For his first collection with Moschino, Scott gave the line a post-modern pop fashion treatment. Described as “a mutant hybrid of Ronald McDonald and Coco Chanel,” he poked fun at the timeless Parisian brand in every way you could imagine, twisting around Chanel iconography, and taking their consumer culture cues of yesteryear (Lego clutches, make way for the McNugget bag!) to an entirely new level. Not only do we find his tongue-in-cheek play on fast fashion and high-street branding quite brilliant, but appreciate the nostalgic nod to the happy-go-lucky 90's. Quite simply put, we’re lovin’ it.

While Roberto Cavalli’s premiere show made a controversial splash with foreboding water and fiery flames, his new little sister line Just Cavalli takes us to a place that’s a bit personal and a little closer to home. Drawn from his native Florence, the focus of this collection was the “the inestimable value of the Florentine Renaissance’s artistic patrimony through the lens of Cavalli’s contemporary creative vision.”

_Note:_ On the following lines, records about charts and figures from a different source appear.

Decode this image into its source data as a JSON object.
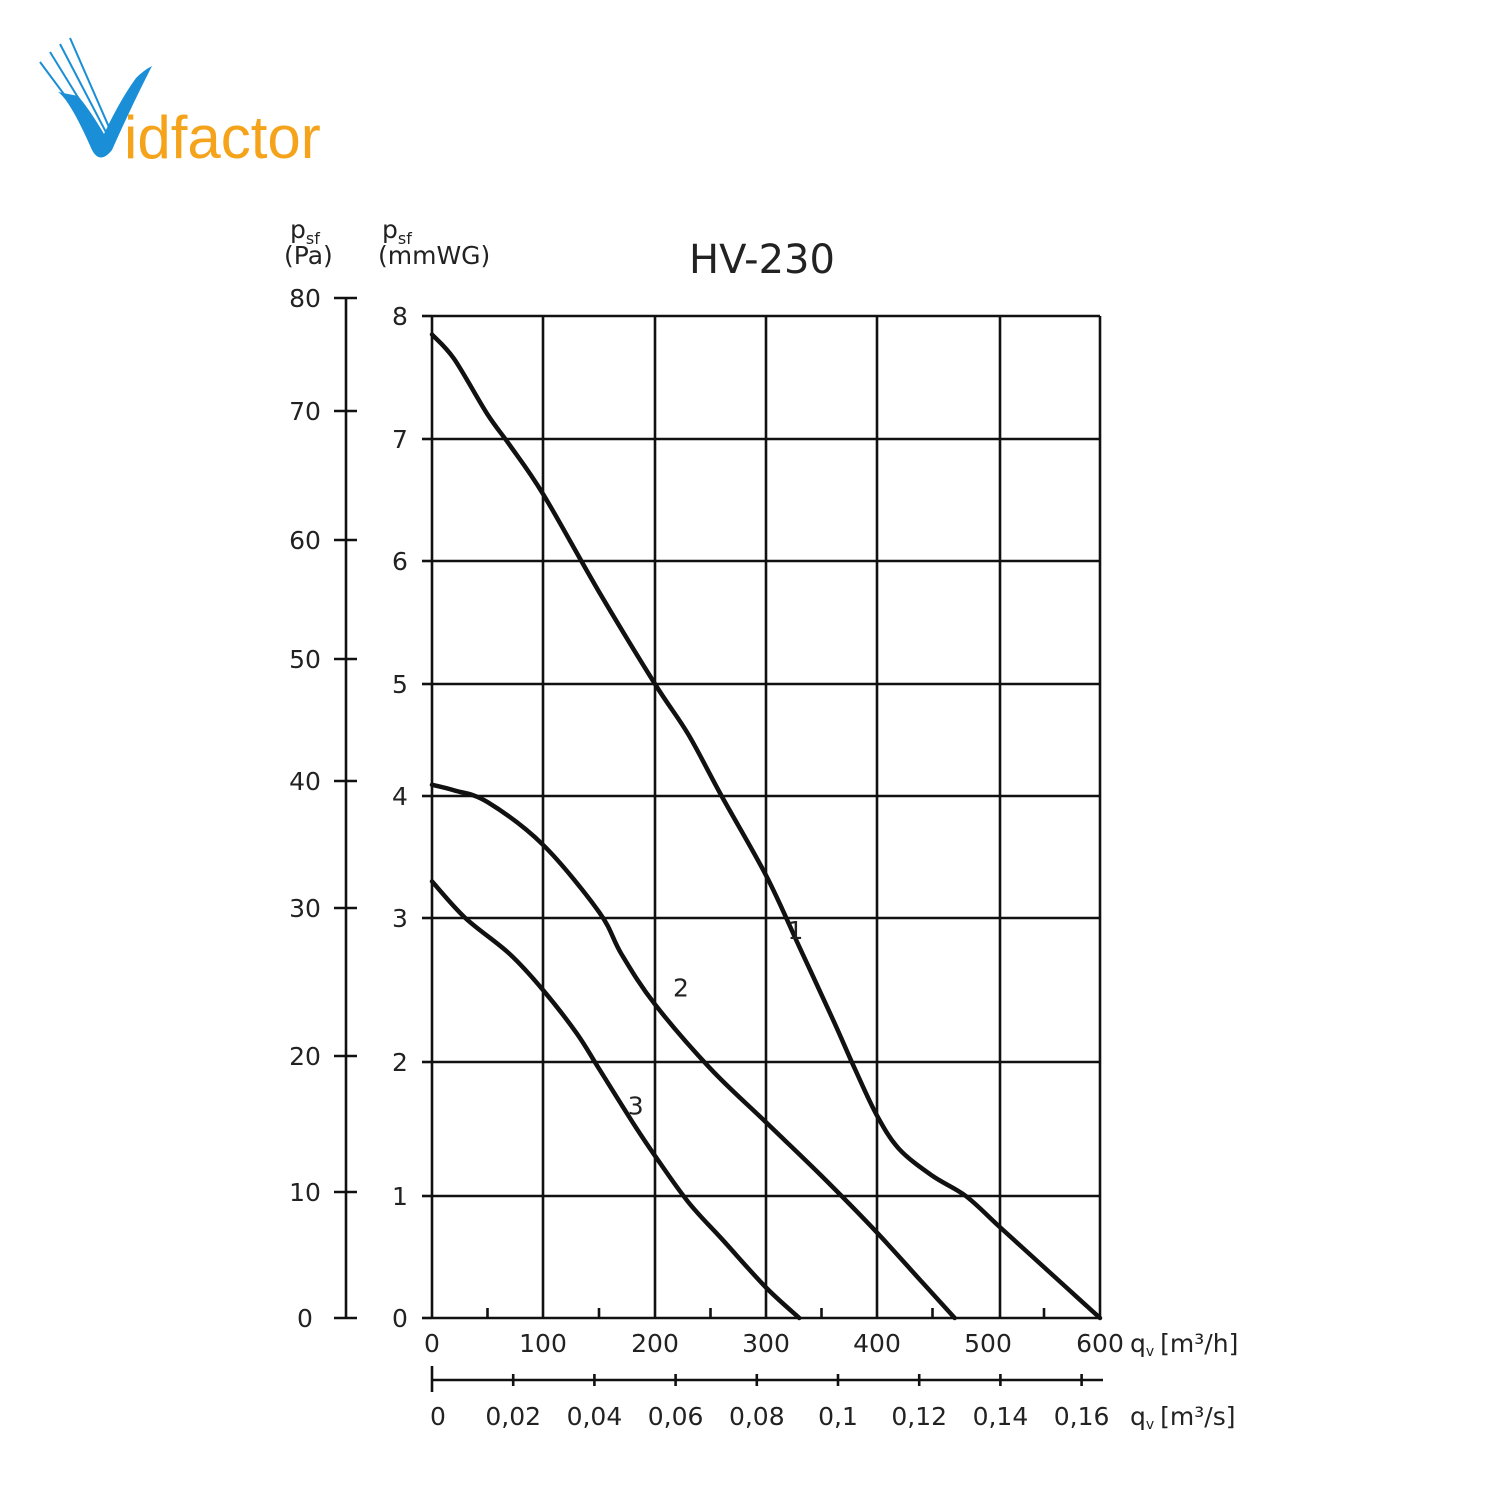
{
  "logo": {
    "text_v": "V",
    "text_rest": "idfactor",
    "color_blue": "#1a8ed6",
    "color_orange": "#f5a31b"
  },
  "chart_data": {
    "type": "line",
    "title": "HV-230",
    "axes": {
      "y_pa": {
        "label_main": "p",
        "label_sub": "sf",
        "label_unit": "(Pa)",
        "ticks": [
          0,
          10,
          20,
          30,
          40,
          50,
          60,
          70,
          80
        ],
        "range": [
          0,
          80
        ]
      },
      "y_mmwg": {
        "label_main": "p",
        "label_sub": "sf",
        "label_unit": "(mmWG)",
        "ticks": [
          0,
          1,
          2,
          3,
          4,
          5,
          6,
          7,
          8
        ],
        "range": [
          0,
          8
        ]
      },
      "x_m3h": {
        "label_main": "q",
        "label_sub": "v",
        "label_unit": "[m³/h]",
        "ticks": [
          0,
          100,
          200,
          300,
          400,
          500,
          600
        ],
        "range": [
          0,
          600
        ]
      },
      "x_m3s": {
        "label_main": "q",
        "label_sub": "v",
        "label_unit": "[m³/s]",
        "ticks": [
          "0",
          "0,02",
          "0,04",
          "0,06",
          "0,08",
          "0,1",
          "0,12",
          "0,14",
          "0,16"
        ]
      }
    },
    "grid": true,
    "series": [
      {
        "name": "1",
        "x": [
          0,
          20,
          50,
          70,
          100,
          150,
          200,
          230,
          260,
          300,
          330,
          360,
          380,
          400,
          420,
          450,
          480,
          510,
          540,
          570,
          600
        ],
        "y": [
          7.85,
          7.65,
          7.2,
          6.95,
          6.55,
          5.75,
          5.0,
          4.55,
          4.0,
          3.35,
          2.8,
          2.3,
          1.95,
          1.6,
          1.35,
          1.15,
          1.0,
          0.75,
          0.5,
          0.25,
          0
        ]
      },
      {
        "name": "2",
        "x": [
          0,
          20,
          50,
          100,
          150,
          170,
          200,
          250,
          300,
          350,
          400,
          440,
          470
        ],
        "y": [
          4.1,
          4.05,
          3.95,
          3.6,
          3.05,
          2.75,
          2.4,
          1.95,
          1.55,
          1.15,
          0.7,
          0.3,
          0
        ]
      },
      {
        "name": "3",
        "x": [
          0,
          30,
          70,
          100,
          130,
          150,
          180,
          200,
          230,
          260,
          300,
          330
        ],
        "y": [
          3.3,
          3.0,
          2.75,
          2.5,
          2.2,
          1.95,
          1.55,
          1.3,
          0.95,
          0.65,
          0.25,
          0
        ]
      }
    ]
  }
}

True to his vision, every piece had collaged images of medici statuary and marble stripes reminiscent of the arches in Santa Maria Novella and all sorts of renaissance architecture. Flashes of neon bisecting photo prints in broad brushstrokes modernized the collection, while staying on trend with bulky tunics over skinny pants. Flits of fringe on fur totes add a touch of both flair and luxury.